Kita’nın firarı, Adalet Bakanı’nın istifasına ve cezaevleri eski genel müdürünün de sanık sandalyesinde oturmasına yol açtı.
Çünkü Rum Alkapon, cezaevinde küçük cam parçaları yutarak mide kanaması teşhisi sağlamış. Rum kesiminde bir mahkum parasını ödediği takdirde istediği hastaneye gidebilir. O da Lefkoşa’nın en lüks özel hastanesi Apollonio’yu seçmişti. Odası, kelimenin tam anlamıyla “içki-alem-paf-puf”. Ziyaretçiler, ikramlar, çiçekler... Adamın Çinli eşi de yanında hep.
Kapıda ise sürekli iki nöbetçi. Nöbetçiler odaya girmezdi çünkü emir yüksek yerden. Yine yüksek yerden, kelepçeleri de kullanmama emri almış nöbetçiler... Rum Alkapon, canı sıkıldı mı uyuyan nöbetçilerin fotoğraflarını çeker ertesi gün onlarla dalga geçermiş.

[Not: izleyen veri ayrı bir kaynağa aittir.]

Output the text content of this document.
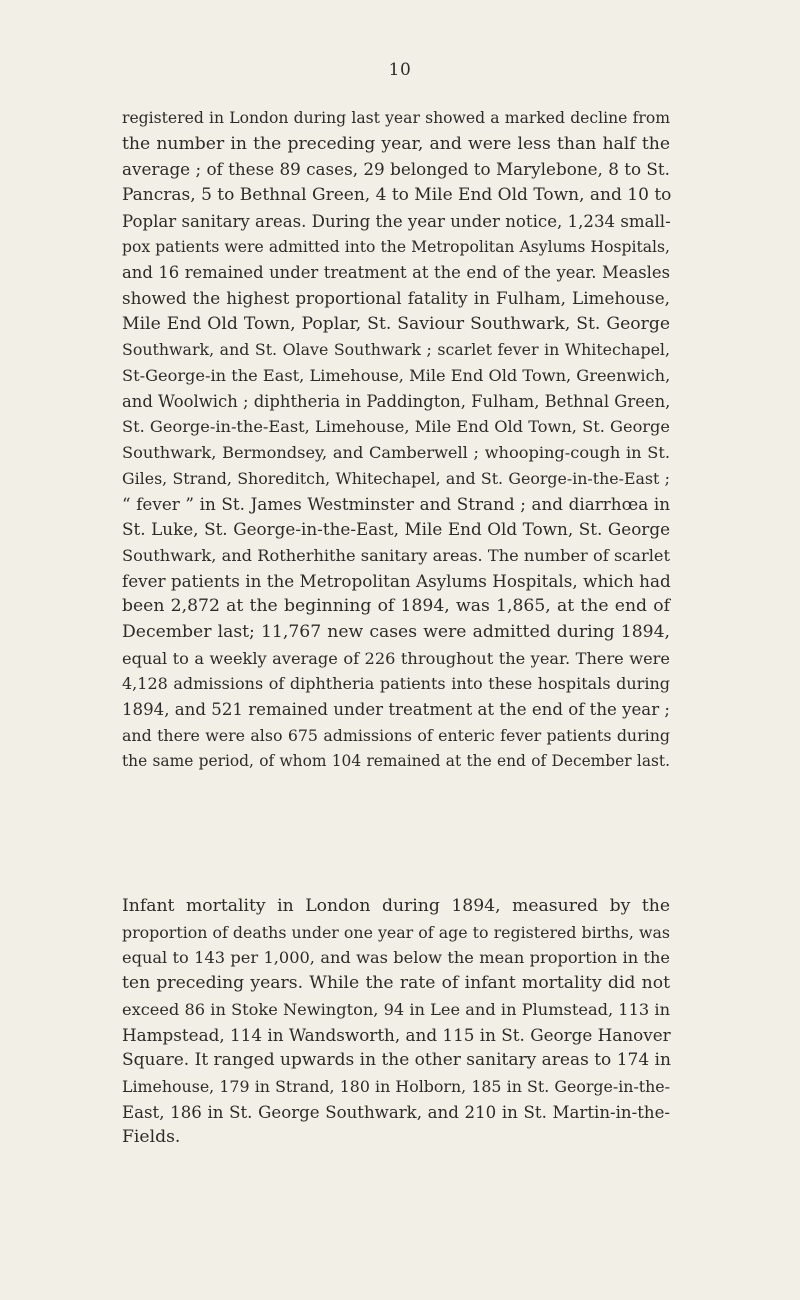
10
registered in London during last year showed a marked decline from
the number in the preceding year, and were less than half the
average ; of these 89 cases, 29 belonged to Marylebone, 8 to St.
Pancras, 5 to Bethnal Green, 4 to Mile End Old Town, and 10 to
Poplar sanitary areas. During the year under notice, 1,234 small-
pox patients were admitted into the Metropolitan Asylums Hospitals,
and 16 remained under treatment at the end of the year. Measles
showed the highest proportional fatality in Fulham, Limehouse,
Mile End Old Town, Poplar, St. Saviour Southwark, St. George
Southwark, and St. Olave Southwark ; scarlet fever in Whitechapel,
St-George-in the East, Limehouse, Mile End Old Town, Greenwich,
and Woolwich ; diphtheria in Paddington, Fulham, Bethnal Green,
St. George-in-the-East, Limehouse, Mile End Old Town, St. George
Southwark, Bermondsey, and Camberwell ; whooping-cough in St.
Giles, Strand, Shoreditch, Whitechapel, and St. George-in-the-East ;
“ fever ” in St. James Westminster and Strand ; and diarrhœa in
St. Luke, St. George-in-the-East, Mile End Old Town, St. George
Southwark, and Rotherhithe sanitary areas. The number of scarlet
fever patients in the Metropolitan Asylums Hospitals, which had
been 2,872 at the beginning of 1894, was 1,865, at the end of
December last; 11,767 new cases were admitted during 1894,
equal to a weekly average of 226 throughout the year. There were
4,128 admissions of diphtheria patients into these hospitals during
1894, and 521 remained under treatment at the end of the year ;
and there were also 675 admissions of enteric fever patients during
the same period, of whom 104 remained at the end of December last.
Infant mortality in London during 1894, measured by the
proportion of deaths under one year of age to registered births, was
equal to 143 per 1,000, and was below the mean proportion in the
ten preceding years. While the rate of infant mortality did not
exceed 86 in Stoke Newington, 94 in Lee and in Plumstead, 113 in
Hampstead, 114 in Wandsworth, and 115 in St. George Hanover
Square. It ranged upwards in the other sanitary areas to 174 in
Limehouse, 179 in Strand, 180 in Holborn, 185 in St. George-in-the-
East, 186 in St. George Southwark, and 210 in St. Martin-in-the-
Fields.
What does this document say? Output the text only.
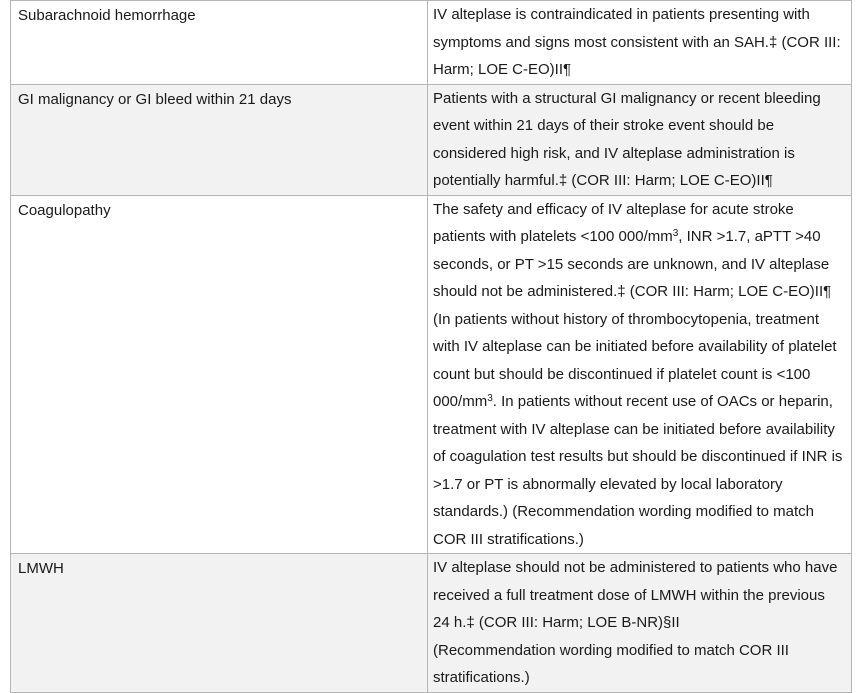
Subarachnoid hemorrhage	IV alteplase is contraindicated in patients presenting with symptoms and signs most consistent with an SAH.‡ (COR III: Harm; LOE C-EO)II¶

GI malignancy or GI bleed within 21 days	Patients with a structural GI malignancy or recent bleeding event within 21 days of their stroke event should be considered high risk, and IV alteplase administration is potentially harmful.‡ (COR III: Harm; LOE C-EO)II¶

Coagulopathy	The safety and efficacy of IV alteplase for acute stroke patients with platelets <100 $000/mm^3$, INR >1.7, aPTT >40 seconds, or PT >15 seconds are unknown, and IV alteplase should not be administered.‡ (COR III: Harm; LOE C-EO)II¶
(In patients without history of thrombocytopenia, treatment with IV alteplase can be initiated before availability of platelet count but should be discontinued if platelet count is <100 $000/mm^3$. In patients without recent use of OACs or heparin, treatment with IV alteplase can be initiated before availability of coagulation test results but should be discontinued if INR is >1.7 or PT is abnormally elevated by local laboratory standards.) (Recommendation wording modified to match COR III stratifications.)

LMWH	IV alteplase should not be administered to patients who have received a full treatment dose of LMWH within the previous 24 h.‡ (COR III: Harm; LOE B-NR)§II
(Recommendation wording modified to match COR III stratifications.)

Günün birinde de canı iyice sıkılmış olsa gerek toptan firar etti. Üç polis aracı takibe koyuldu ama adam ateş edince gaz yerine frene basıldı. İddialar kanıtlanırsa eski müdürün durumu zor. Rum Alkapon’un anlatacakları ise merak konusu.